TheNewsInternational TeamIt was a rude shock for the market on Thursday after the relief rally on Dalal Street in previous session (Previous day’s rally was after seven consecutive sessions of losses earlier). Benchmark indices plunged to 8-months lows with the Nifty closing below the 8000-mark as selling pressure intensified in banking & financials, oil and auto stocks.
The 30-share BSE Sensex tanked 469.52 points or 1.75 percent to 26370.98, the lowest closing level since October 2014. The 50-share NSE fell 159.10 points or 1.96 percent to end at 7965.35 after hitting an intraday low of 7958.25.
With this fall, the Nifty plunged 12.7 percent and Sensex lost 12.2 percent from record highs of 9119.20 and 30024.74 (touched on March 4), respectively.
Delay in monsoon, build up of fresh shorts after breaking 8000 level on the Nifty and likely FIIs selling in heavyweights could be the reasons behind today’s fall, feel experts.
Dhiraj Agarwal, Independent Market Expert said the market is not out of woods yet, although a few data points have turned positive. The risk of monsoon is something one should take cognizance of, Agarwal warns.
Gautam Chhaochharia, head of India research at UBS Securities said he has lowered its year-end Nifty target to 8600 from 9600. According to him, deflation is hurting corporate earnings.
Despite this, Chhaochharia said interest for India remains high among investors (foreign), almost at the same level as last year this time.
The broader markets, too, caught in bear grip. The BSE Midcap and Smallcap indices were down 1.8 percent and 1.55 percent, respectively. About 784 shares advanced against 1862 shares declined on the Bombay Stock Exchange.
The rupee (during late trade of equity markets) started falling, which indicated that foreign investors may be sellers in heavyweights. The currency was down 13 paise to 63.97 a dollar.
Meanwhile, cyclone in the Arabian sea delayed the onset of the south-west monsoon. MET department said rains will arrive in Mumbai by June 15 but also added that El-Nino continued to gather strength.
All sectoral indices ended in the red today. Reliance Industries and HDFC were the biggest contributors to the Sensex fall, down 3.2 percent and 2 percent, respectively.
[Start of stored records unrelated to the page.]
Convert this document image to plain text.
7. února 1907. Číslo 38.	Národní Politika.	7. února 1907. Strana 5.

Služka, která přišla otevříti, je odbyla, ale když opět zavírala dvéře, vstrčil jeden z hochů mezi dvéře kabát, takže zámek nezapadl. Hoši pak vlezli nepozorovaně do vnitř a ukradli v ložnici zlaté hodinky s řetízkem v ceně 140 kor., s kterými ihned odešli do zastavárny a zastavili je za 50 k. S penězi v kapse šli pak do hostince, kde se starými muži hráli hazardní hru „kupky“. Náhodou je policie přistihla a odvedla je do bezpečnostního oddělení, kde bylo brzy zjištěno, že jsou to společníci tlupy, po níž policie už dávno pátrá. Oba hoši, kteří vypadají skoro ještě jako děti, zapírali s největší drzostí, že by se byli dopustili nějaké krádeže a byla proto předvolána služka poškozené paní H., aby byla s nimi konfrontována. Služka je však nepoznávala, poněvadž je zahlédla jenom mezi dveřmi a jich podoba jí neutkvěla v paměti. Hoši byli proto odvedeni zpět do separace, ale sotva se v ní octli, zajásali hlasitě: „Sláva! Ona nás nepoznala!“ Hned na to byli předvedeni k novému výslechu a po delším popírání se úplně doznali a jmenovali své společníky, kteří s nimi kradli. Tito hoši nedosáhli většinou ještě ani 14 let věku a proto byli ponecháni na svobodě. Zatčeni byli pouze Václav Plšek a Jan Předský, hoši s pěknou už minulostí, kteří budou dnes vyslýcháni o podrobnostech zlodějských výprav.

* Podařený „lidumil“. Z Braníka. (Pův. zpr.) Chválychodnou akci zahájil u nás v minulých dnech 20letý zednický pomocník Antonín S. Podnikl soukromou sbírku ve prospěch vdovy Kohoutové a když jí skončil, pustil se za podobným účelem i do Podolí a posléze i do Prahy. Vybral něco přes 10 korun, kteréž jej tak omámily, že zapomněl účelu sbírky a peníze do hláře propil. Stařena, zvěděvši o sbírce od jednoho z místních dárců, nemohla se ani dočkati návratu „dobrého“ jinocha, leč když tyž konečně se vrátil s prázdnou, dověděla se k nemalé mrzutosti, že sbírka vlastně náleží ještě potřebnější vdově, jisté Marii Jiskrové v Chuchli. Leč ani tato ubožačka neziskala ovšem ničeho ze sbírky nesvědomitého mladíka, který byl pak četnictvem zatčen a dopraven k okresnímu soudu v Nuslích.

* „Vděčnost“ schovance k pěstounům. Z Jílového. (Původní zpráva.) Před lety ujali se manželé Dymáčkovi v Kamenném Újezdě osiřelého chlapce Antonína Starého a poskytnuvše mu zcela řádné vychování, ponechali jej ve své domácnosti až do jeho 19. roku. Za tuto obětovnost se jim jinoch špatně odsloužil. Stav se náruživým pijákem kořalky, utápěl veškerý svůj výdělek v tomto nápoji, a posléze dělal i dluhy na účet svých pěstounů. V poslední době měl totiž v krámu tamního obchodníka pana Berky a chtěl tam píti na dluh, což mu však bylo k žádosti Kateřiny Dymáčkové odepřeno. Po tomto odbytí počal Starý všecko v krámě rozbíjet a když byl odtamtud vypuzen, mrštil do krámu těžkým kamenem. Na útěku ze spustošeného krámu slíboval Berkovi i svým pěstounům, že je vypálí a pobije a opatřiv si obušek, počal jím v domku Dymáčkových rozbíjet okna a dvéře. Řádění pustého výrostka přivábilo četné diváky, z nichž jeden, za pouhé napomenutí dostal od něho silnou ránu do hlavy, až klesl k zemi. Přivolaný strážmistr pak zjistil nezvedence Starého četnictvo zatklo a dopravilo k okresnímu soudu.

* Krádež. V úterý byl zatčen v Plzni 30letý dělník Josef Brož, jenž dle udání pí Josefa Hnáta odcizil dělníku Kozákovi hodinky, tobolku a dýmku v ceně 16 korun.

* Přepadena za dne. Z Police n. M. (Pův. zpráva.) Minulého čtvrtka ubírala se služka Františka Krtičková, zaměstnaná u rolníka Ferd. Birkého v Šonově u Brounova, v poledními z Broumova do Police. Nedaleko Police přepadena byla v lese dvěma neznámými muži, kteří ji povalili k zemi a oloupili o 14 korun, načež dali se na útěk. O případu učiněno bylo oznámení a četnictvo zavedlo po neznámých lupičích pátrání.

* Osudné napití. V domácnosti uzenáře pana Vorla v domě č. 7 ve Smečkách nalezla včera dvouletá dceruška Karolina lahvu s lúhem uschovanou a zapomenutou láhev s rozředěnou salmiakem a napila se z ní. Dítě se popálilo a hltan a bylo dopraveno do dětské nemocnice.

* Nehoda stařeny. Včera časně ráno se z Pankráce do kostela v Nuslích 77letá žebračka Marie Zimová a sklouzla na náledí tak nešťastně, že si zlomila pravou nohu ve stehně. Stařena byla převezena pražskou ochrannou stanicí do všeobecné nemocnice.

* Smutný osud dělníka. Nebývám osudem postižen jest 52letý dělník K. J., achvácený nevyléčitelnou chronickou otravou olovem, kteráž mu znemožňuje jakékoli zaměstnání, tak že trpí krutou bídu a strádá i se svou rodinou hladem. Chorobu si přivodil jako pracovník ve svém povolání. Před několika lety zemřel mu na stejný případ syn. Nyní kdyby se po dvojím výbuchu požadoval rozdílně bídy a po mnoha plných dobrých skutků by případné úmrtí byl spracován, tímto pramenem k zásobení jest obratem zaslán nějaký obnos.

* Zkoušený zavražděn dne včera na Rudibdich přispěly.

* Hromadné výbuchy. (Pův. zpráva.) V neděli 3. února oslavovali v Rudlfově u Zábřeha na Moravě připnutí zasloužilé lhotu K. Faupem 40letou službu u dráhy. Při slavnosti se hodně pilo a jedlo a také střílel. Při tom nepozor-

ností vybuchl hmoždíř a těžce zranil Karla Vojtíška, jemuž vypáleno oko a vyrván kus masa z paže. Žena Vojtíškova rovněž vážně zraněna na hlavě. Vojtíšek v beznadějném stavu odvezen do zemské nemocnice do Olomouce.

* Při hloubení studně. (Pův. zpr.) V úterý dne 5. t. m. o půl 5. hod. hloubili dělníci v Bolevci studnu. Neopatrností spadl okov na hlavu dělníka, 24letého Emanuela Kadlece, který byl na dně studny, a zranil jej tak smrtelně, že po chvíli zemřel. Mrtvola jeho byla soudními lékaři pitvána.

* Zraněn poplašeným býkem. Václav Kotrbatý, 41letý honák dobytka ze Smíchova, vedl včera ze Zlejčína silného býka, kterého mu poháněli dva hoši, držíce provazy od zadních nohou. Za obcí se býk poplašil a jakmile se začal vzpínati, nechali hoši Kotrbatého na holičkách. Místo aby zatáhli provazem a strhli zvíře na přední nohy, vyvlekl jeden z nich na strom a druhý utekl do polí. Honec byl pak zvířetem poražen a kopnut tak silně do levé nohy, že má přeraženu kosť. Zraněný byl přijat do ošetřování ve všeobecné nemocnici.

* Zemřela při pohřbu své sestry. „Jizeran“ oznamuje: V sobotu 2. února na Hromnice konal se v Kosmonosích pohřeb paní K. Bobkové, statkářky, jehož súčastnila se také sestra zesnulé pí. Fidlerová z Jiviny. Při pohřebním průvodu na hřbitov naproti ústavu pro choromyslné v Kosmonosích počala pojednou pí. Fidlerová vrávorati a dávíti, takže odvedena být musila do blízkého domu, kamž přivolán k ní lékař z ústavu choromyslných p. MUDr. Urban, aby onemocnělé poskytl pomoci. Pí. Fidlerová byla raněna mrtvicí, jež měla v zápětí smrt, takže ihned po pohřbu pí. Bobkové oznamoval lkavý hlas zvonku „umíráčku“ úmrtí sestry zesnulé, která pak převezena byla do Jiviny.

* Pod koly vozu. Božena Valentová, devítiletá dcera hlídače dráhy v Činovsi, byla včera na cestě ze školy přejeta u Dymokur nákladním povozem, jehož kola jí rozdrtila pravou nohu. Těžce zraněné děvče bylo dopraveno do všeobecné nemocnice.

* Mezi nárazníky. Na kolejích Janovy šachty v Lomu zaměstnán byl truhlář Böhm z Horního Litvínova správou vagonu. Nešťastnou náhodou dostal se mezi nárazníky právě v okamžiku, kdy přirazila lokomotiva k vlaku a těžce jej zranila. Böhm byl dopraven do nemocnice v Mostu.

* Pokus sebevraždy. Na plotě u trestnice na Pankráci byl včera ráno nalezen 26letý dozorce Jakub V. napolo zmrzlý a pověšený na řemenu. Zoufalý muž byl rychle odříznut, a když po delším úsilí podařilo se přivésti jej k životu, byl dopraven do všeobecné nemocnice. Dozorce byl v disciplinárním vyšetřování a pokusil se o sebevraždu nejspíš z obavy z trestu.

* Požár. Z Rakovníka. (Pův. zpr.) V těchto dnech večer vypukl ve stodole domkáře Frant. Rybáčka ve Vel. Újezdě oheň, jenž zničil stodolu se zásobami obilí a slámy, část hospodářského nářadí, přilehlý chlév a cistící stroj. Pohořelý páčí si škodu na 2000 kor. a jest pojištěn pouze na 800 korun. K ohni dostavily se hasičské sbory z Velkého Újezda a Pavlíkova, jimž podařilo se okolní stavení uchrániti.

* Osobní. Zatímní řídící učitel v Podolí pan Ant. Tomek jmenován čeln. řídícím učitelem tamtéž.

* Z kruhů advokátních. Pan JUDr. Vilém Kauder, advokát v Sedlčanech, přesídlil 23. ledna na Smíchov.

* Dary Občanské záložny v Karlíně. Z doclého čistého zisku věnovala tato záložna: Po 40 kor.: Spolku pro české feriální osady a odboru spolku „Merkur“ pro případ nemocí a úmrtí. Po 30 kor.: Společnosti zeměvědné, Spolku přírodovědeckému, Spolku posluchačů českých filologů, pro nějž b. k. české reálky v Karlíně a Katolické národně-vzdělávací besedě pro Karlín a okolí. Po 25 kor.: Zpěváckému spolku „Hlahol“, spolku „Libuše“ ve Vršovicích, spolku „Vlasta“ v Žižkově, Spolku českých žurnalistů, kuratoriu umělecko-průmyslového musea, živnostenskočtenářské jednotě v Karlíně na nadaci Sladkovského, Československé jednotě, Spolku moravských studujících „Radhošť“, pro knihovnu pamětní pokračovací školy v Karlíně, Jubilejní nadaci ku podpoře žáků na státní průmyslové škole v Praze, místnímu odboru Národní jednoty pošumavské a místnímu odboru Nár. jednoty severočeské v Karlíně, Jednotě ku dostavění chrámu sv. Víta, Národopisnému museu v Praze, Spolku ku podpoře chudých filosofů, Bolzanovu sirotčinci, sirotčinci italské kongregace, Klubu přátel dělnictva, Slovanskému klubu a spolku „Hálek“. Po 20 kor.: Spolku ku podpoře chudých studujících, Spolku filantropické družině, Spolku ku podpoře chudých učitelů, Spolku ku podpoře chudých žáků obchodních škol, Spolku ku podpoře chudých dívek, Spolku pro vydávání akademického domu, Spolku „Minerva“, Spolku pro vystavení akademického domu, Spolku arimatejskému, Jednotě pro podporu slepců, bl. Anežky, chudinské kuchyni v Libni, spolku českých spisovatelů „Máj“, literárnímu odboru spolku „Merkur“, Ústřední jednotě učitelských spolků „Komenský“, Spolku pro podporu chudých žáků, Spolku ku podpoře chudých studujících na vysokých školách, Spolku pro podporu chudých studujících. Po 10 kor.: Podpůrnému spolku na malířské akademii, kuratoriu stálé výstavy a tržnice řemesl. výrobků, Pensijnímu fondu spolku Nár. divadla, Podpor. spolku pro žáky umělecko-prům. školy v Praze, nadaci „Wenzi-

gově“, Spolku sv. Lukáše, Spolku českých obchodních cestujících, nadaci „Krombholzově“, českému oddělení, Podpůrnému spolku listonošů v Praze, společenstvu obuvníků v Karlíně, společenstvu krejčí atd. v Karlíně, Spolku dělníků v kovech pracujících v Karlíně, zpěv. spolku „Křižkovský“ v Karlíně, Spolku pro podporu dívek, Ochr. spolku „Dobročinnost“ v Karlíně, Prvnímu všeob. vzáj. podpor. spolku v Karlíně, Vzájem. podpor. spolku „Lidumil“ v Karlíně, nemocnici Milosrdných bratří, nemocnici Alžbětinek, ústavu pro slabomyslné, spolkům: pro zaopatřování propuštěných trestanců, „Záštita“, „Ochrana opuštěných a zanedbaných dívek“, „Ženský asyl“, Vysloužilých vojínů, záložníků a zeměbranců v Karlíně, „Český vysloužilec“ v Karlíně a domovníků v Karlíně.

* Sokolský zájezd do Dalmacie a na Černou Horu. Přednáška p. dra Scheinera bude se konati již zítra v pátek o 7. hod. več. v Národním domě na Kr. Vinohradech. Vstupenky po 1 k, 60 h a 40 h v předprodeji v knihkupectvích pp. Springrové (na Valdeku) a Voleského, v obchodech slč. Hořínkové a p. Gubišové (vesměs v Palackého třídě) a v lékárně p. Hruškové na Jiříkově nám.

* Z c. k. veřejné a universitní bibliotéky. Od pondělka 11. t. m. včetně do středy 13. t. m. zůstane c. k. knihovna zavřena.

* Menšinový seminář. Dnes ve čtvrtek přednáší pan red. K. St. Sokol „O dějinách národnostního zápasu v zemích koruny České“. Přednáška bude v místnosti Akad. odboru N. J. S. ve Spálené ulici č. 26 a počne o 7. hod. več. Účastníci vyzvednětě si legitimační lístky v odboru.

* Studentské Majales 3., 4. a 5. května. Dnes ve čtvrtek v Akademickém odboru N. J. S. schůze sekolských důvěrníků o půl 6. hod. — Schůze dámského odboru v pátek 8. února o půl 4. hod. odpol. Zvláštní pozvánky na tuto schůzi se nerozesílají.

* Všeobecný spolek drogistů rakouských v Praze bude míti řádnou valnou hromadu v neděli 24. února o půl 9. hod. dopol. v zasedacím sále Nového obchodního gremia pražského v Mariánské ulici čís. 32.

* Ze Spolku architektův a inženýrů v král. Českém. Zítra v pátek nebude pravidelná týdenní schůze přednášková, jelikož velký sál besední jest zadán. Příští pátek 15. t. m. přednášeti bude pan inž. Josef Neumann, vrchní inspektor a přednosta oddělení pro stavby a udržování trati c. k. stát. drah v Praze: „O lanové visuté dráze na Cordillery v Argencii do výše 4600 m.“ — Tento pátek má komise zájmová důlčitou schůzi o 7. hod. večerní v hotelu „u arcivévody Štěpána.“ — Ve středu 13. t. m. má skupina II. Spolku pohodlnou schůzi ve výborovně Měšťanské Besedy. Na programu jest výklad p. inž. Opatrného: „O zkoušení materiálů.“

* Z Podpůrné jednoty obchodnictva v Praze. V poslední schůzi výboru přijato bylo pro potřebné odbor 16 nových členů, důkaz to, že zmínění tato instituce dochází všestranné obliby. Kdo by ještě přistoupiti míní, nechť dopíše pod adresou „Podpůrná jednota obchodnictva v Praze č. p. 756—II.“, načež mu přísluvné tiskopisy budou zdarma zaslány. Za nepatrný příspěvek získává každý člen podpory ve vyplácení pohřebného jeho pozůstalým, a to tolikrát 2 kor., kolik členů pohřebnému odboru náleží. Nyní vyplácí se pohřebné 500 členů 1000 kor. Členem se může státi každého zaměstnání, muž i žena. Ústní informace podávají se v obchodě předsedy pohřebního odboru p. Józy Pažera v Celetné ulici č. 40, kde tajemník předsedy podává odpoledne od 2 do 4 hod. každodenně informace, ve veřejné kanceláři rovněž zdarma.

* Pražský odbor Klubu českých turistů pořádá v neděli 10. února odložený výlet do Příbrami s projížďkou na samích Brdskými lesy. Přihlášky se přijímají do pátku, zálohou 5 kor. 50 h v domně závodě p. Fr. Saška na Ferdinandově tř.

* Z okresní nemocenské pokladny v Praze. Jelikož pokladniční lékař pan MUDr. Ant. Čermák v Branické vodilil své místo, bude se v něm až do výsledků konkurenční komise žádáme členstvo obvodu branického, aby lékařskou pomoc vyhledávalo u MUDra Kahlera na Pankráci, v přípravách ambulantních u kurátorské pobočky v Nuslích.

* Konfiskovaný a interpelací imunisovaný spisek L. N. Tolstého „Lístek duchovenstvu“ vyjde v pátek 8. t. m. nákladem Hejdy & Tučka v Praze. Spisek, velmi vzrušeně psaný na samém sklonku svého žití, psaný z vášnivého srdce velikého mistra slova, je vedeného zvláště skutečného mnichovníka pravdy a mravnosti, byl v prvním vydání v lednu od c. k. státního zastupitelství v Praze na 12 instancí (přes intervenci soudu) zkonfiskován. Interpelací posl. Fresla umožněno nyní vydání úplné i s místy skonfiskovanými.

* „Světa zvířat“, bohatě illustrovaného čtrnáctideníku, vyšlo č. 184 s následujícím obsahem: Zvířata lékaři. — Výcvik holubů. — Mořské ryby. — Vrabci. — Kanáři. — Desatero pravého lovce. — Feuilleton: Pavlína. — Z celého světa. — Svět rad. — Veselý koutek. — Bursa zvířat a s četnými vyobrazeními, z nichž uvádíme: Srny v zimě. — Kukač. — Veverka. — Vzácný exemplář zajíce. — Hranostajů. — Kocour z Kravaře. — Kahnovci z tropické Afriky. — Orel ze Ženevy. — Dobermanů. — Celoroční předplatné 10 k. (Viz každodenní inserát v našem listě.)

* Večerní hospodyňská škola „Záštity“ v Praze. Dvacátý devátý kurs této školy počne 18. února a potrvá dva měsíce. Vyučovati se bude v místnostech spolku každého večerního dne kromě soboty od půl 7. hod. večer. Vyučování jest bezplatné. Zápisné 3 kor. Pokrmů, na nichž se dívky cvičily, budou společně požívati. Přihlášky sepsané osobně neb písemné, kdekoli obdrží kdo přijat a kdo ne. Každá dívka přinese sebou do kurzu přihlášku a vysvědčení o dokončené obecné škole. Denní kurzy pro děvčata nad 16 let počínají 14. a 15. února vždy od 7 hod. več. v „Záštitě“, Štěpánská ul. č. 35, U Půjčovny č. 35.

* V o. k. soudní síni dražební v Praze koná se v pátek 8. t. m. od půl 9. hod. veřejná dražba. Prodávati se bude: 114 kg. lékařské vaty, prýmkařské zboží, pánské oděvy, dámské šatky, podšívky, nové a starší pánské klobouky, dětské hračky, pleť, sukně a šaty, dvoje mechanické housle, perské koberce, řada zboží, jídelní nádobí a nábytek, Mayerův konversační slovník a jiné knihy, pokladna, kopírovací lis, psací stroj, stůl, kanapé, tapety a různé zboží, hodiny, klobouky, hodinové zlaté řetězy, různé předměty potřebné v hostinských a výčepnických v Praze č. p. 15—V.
Tata Power was the biggest loser on Sensex, down 4.9 percent followed by Tata Motors with 3.6 percent loss. CLSA has reduced target price on Tata Motors to Rs 600 from Rs 650 per share but reiterated a buy rating. The brokerage also cut FY17-18 earnings per share (EPS) by 11 percent factoring in lower China volume growth and a 50 percent contraction in JLR’s China margin premium over other regions.
PSU bank stocks were in focus today as CNBC-TV18 learnt that the RBI has written to the finance ministry seeking more capital for PSU banks, urging for more than double capital infusion. The Finance Minister Arun Jaitley will hold a meeting with public sector bank heads on June 12 to review their performance. State Bank of India plunged 2.4 percent. PNB and Bank of Baroda were down over 3.5 percent.
Among private sector lenders, Axis Bank shed 3 percent while ICICI Bank and HDFC Bank were down more than 1 percent.
Larsen & Toubro, ITC, Infosys, TCS, ONGC, BHEL, Wipro and NTPC were other prominent losers, down 1-3 percent. However, Vedanta bucked the trend, was the only gainer in Sensex, up 1.54 percent ahead of likely board members meeting on June 14 for considering merger of Cairn India with the company.
In the broader space, Nestle India gained further, up 1.9 percent as it has approached Bombay High Court against the Food Safety and Standards Authority of India (FSSAI) and the Maharashtra FDA. The High Court will hear Nestle’s plea on June 12. Meanwhile, the US Food and Drug Administration began scrutiny into the Maggi mess, saying it is not yet clear if US products will be affected by the product recall in India.
AstraZeneca Pharma was locked at 20 percent upper circuit after the company launched FORXIGA (dapaglifozin), a treatment for Type 2 diabetes mellitus.
NALCO gained 3.5 percent as Credit Suisse initiated coverage on the stock with an outperform rating and a target price of Rs 57. The brokerage believes even as the company embarked on USD 900 million refinery expansion, healthy operating cash flows will keep it debt free in otherwise a debt laden industry.
Novartis India shot up 15.7 percent as media reports suggested that parent company may explore delisting of Indian unit. Novartis AG holds 75 percent stake in the company, as of March 2015.